“Cumhuriyeti bir yere erkekler getirdi, kadınlar kurtaracak”

26 Kasım 2013 15:52

CHP İl Kadın Kolları Başkanı Güzelcan, günümüzde ileri sürülen ‘kutsal aile’ tezinin her gün 5 kadının eşi, sevgilisi veya herhangi bir yakını tarafından öldürüldüğü ülkemizde tamamen çöktüğünü ileri sürdü. Belediye Başkan Adayı Çakmakçı ise “Kadın toplumun yarısıdır. Eğer siz kadına şiddet uyguluyorsanız, kadını eve kapatıyorsanız, kadına eğitim vermiyorsanız bu toplumun geleceğiyle oynuyorsunuz” diye konuştu.

CHP İl Kadın Kolları Başkanı Leyla Havva Güzelcan ile Belediye Başkan Adayı Prof. Dr. M. Lütfi Çakmakçı, 25 Kasım Kadınlara Yönelik Şiddete Karşı Uluslararası Mücadele ve Dayanışma Günü dolayısıyla basın açıklaması yaptı. Eski İl Özel İdare binasının bulunduğu alanda yapılan açıklamada kadınlara yönelik önemli mesajlar verildi. İşte Güzelcan’ın açıklamaları;

“KADINLAR BUGÜNDE ÖRGÜTLENİYOR

VE SESLERİNİ YÜKSELTİYORLAR”

“1960 yılında, Dominik Cumhuriyetinde katledilen ve dünyada ‘Kelebekler adıyla efsaneleşen Mirabel Kardeşlerin anısına, 25 Kasım Kadınlara Yönelik Şiddete Karşı Uluslararası Mücadele ve Dayanışma Günü olarak anılmaktadır. Dünyanın dört bir köşesinde kadınlar, bu günün anısına toplumsal cinsiyet eşitsizliğine, ayrımcılığa, şiddete ve savaşa karşı kadın dayanışmasını örgütlüyor, seslerini yükseltiyorlar.

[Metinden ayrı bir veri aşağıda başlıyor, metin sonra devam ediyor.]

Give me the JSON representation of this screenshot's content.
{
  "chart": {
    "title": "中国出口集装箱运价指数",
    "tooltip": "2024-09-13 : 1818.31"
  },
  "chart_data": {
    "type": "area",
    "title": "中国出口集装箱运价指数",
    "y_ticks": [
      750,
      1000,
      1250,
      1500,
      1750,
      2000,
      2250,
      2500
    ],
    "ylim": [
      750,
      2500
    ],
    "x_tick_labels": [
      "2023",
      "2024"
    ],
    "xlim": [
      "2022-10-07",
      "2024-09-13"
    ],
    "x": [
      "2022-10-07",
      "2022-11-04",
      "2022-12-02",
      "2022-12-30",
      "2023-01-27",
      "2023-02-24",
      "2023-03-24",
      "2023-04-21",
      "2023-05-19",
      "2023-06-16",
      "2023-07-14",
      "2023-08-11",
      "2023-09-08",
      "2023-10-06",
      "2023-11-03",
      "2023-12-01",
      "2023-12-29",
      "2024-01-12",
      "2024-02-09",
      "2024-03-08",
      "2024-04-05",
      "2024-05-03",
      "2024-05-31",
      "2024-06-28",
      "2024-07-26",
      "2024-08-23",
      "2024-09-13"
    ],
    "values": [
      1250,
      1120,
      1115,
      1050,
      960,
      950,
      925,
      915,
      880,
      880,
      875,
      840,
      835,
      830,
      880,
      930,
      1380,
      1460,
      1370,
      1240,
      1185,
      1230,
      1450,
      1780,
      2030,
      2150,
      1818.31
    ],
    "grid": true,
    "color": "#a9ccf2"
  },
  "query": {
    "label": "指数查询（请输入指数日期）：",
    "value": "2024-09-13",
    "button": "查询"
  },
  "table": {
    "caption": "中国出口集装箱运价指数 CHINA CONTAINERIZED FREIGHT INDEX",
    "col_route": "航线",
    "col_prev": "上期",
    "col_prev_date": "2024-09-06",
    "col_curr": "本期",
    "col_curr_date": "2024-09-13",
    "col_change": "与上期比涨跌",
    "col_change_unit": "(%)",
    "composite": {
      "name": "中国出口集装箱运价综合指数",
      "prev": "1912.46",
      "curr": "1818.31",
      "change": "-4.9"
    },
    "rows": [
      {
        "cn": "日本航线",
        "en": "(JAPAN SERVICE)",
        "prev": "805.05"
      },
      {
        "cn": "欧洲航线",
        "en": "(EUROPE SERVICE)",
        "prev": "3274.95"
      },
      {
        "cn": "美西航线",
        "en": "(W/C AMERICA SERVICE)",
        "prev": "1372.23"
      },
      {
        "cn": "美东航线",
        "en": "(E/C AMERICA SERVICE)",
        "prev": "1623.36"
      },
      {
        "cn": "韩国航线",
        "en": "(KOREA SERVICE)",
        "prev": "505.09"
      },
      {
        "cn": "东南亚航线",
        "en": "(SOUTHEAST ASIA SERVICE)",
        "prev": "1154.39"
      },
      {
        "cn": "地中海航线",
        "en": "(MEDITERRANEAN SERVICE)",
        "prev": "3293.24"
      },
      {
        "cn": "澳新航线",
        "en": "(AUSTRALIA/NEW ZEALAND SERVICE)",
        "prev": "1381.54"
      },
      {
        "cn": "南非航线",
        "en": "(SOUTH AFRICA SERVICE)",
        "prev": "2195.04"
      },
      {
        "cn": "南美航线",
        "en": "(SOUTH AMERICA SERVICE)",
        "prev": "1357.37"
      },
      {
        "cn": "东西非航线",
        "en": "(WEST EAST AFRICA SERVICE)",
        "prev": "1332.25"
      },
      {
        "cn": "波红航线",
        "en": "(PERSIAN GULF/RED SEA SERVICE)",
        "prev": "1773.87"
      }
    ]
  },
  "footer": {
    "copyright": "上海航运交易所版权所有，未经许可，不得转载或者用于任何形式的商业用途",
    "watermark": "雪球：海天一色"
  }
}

KADINLAR KADIN OLDUKLARI İÇİN ŞİDDETİN

HER TÜRLÜSÜNE MARUZ KALIYORLAR

Ülkemizde son yıllarda kadına yönelik şiddette büyük bir artış olmuş, öldürülen kadın sayısı 2012 yılında 165 iken 2013’ün ilk 10 ayında bu sayı 168’e çıkmıştır. Türkiye’de evli kadın nüfusunun yüzde 39’u ezikse şiddete, yüzde 15'i cinsel şiddete, yüzde 44’ü duygusal istismara maruz katmaktadır. Cinsel saldırıya uğrayan kaoslardan çoğu korku, baskı gibi gerekçelerle şikâyetçi dahi olmamıştır. Öldürülen her iki kadından biri kendi hayatına dair bir karar vermek istediği için öldürülmüştür. Devletten koruma talebiyle polise veya savcılığa başvuran kadınların yüzde 73’ü, sığınma evlerinde olan kadınların ise yüzde 27'si cinayete kurban gitmiştir. Bu rakamlar, sık sık tekrarlanan kadına yönelik şiddete 'sıfır tolerans' gösterildiği söylemlerini yalanlamaya yetiyor. Kadınlar kadın oldukları için şiddetin her türlüsüne maruz kalıyorlar.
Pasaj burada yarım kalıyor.